Register your custom metrics in the test files:

from metrics.custom_relevance import CustomRelevanceMetric

def test_custom_relevance():
    metric = CustomRelevanceMetric(threshold=0.8)
    test_case = LLMTestCase(
        input="Your test input",
        actual_output="Model's actual output",
        expected_output="Expected output"
    )
    metric.measure(test_case)
    assert metric.is_successful()

Docker Integration

Building Deepeval Container

docker build -f docker/deepeval.Dockerfile -t deepeval-runner:latest .

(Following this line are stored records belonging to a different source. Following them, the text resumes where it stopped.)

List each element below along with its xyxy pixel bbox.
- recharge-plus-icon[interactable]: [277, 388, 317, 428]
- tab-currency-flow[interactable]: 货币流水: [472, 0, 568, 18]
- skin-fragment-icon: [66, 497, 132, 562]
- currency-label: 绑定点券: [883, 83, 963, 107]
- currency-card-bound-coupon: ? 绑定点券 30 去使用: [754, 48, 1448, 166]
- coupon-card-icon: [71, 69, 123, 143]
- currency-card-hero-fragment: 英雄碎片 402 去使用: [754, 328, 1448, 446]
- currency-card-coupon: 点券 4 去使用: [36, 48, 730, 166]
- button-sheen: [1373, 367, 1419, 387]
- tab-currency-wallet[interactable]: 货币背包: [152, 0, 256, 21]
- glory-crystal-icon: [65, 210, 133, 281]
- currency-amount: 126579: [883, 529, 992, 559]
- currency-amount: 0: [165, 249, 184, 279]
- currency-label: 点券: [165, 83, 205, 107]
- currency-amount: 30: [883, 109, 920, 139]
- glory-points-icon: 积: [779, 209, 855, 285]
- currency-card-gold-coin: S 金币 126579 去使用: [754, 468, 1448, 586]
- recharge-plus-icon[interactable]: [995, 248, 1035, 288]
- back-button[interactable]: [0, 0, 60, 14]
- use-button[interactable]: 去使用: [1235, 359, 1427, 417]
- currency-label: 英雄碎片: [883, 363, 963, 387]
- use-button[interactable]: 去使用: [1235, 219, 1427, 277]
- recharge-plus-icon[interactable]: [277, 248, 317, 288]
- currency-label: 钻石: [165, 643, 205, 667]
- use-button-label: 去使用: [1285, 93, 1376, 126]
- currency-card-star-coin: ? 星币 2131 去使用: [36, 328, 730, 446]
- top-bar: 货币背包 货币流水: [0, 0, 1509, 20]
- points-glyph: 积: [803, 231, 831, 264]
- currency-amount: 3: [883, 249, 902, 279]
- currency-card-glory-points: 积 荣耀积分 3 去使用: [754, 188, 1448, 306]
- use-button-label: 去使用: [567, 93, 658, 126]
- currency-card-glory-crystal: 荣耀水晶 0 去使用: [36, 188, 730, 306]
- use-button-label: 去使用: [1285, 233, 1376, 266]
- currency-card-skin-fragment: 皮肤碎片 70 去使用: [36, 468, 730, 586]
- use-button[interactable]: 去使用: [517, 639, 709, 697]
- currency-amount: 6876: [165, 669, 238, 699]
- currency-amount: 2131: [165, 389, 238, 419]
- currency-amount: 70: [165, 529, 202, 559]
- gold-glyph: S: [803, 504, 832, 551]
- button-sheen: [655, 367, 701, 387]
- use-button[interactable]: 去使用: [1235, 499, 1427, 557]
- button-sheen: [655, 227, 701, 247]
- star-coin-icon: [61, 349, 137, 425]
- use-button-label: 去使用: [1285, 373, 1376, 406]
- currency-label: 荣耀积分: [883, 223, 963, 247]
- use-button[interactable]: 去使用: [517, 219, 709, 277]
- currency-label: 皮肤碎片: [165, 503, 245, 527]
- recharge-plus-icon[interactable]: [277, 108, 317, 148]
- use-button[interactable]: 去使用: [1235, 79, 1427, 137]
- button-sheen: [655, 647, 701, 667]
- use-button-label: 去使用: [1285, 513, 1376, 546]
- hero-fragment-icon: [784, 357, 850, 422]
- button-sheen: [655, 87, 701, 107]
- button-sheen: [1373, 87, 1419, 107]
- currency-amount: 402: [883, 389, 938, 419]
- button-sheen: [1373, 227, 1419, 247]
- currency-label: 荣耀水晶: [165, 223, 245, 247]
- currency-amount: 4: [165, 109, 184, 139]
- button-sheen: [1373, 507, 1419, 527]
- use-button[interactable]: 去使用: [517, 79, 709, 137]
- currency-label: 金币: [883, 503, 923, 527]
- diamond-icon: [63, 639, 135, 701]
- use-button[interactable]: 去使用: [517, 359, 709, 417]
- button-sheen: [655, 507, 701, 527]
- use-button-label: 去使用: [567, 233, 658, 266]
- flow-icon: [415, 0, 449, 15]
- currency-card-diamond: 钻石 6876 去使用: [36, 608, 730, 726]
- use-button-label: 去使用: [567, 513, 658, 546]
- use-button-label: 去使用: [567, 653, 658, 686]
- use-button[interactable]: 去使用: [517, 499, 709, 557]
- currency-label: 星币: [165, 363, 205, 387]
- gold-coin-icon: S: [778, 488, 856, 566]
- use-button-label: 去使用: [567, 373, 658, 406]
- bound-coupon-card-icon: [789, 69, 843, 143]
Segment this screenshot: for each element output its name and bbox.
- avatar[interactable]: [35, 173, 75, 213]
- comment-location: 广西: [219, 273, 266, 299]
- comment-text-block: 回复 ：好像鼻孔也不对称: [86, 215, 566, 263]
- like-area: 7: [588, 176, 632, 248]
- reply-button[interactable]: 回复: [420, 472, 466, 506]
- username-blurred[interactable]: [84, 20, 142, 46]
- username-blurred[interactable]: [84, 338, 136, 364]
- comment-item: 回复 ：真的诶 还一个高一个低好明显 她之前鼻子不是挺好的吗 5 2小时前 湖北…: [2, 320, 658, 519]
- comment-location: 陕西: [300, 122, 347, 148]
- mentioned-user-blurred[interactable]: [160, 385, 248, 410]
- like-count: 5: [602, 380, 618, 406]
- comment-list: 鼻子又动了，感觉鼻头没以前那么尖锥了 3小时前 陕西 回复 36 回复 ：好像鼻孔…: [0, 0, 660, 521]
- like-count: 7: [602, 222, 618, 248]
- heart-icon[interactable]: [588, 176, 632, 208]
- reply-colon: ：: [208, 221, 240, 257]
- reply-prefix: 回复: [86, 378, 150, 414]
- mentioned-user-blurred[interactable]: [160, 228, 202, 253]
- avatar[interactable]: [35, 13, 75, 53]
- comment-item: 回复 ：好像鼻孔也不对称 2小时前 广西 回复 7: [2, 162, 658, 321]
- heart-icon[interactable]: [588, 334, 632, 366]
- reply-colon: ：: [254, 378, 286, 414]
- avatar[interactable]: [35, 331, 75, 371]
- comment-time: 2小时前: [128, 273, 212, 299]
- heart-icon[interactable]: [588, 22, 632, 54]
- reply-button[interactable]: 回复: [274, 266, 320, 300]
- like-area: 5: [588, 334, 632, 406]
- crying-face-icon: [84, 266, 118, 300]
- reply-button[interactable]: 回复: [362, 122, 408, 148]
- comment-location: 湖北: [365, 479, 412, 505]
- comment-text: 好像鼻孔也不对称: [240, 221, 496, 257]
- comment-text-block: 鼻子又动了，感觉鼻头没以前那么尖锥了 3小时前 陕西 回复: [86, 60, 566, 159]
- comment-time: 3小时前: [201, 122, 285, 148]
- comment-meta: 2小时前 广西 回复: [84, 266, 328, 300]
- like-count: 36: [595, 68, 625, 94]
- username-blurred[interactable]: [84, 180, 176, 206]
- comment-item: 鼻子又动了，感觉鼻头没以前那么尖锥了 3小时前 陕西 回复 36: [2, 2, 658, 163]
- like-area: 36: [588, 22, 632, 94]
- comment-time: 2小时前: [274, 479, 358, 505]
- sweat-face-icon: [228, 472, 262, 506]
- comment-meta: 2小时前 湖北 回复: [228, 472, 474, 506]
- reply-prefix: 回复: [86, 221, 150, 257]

Running Containerized Evaluations

docker run --rm \
    --network host \
    -e VLLM_ENDPOINT="http://localhost:8000/v1" \
    -e EVALUATION_CONFIG='{"metrics": ["rag_precision", "hallucination"], "threshold": 0.7}' \
    -v $(pwd)/eval/deepeval_tests/results:/workspace/results \
    deepeval-runner:latest

Docker Networking

Use --network host to ensure the container can access your local VLLM server endpoint.

Advanced Configuration

Evaluation Parameters

Configure evaluation behavior in deepeval.yaml:

evaluation:
  model_endpoint: "http://localhost:8000/v1"
  batch_size: 10
  timeout: 300
  metrics:
    rag_precision:
      threshold: 0.8
      strict_mode: true
    hallucination:
      threshold: 0.3
      detection_model: "gpt-4"

Parallel Execution

Run evaluations in parallel for improved performance:

pytest test_llm_rag.py -n 4 --dist=loadfile

Performance Optimization

For large-scale evaluations:

  • Use parallel execution with -n flag
  • Implement batching for API calls
  • Configure appropriate timeouts
  • Monitor resource usage during evaluation

Output & Results

Test Results Structure

Deepeval generates comprehensive evaluation reports:

eval/deepeval_tests/results/
├── test_results.json         # Aggregated test results
├── detailed_metrics.json     # Per-metric breakdown
├── failed_cases.json         # Failed test cases for analysis
└── performance_stats.json    # Execution performance metrics

Interpreting Results

Result Analysis

Deepeval results include:

  • Overall Score: Aggregated performance across all metrics
  • Per-Metric Scores: Individual metric performance
  • Pass/Fail Status: Binary success indicators
  • Confidence Intervals: Statistical confidence measures
  • Error Analysis: Detailed failure case information

Integration with VLLM Eval Pipeline

Deepeval integrates seamlessly with the broader VLLM evaluation ecosystem:

# Integration with aggregation pipeline
python scripts/aggregate_metrics.py --include-deepeval --results-dir eval/deepeval_tests/results

Pipeline Integration

Deepeval results are automatically compatible with the VLLM evaluation aggregation system and can be included in comprehensive model performance reports.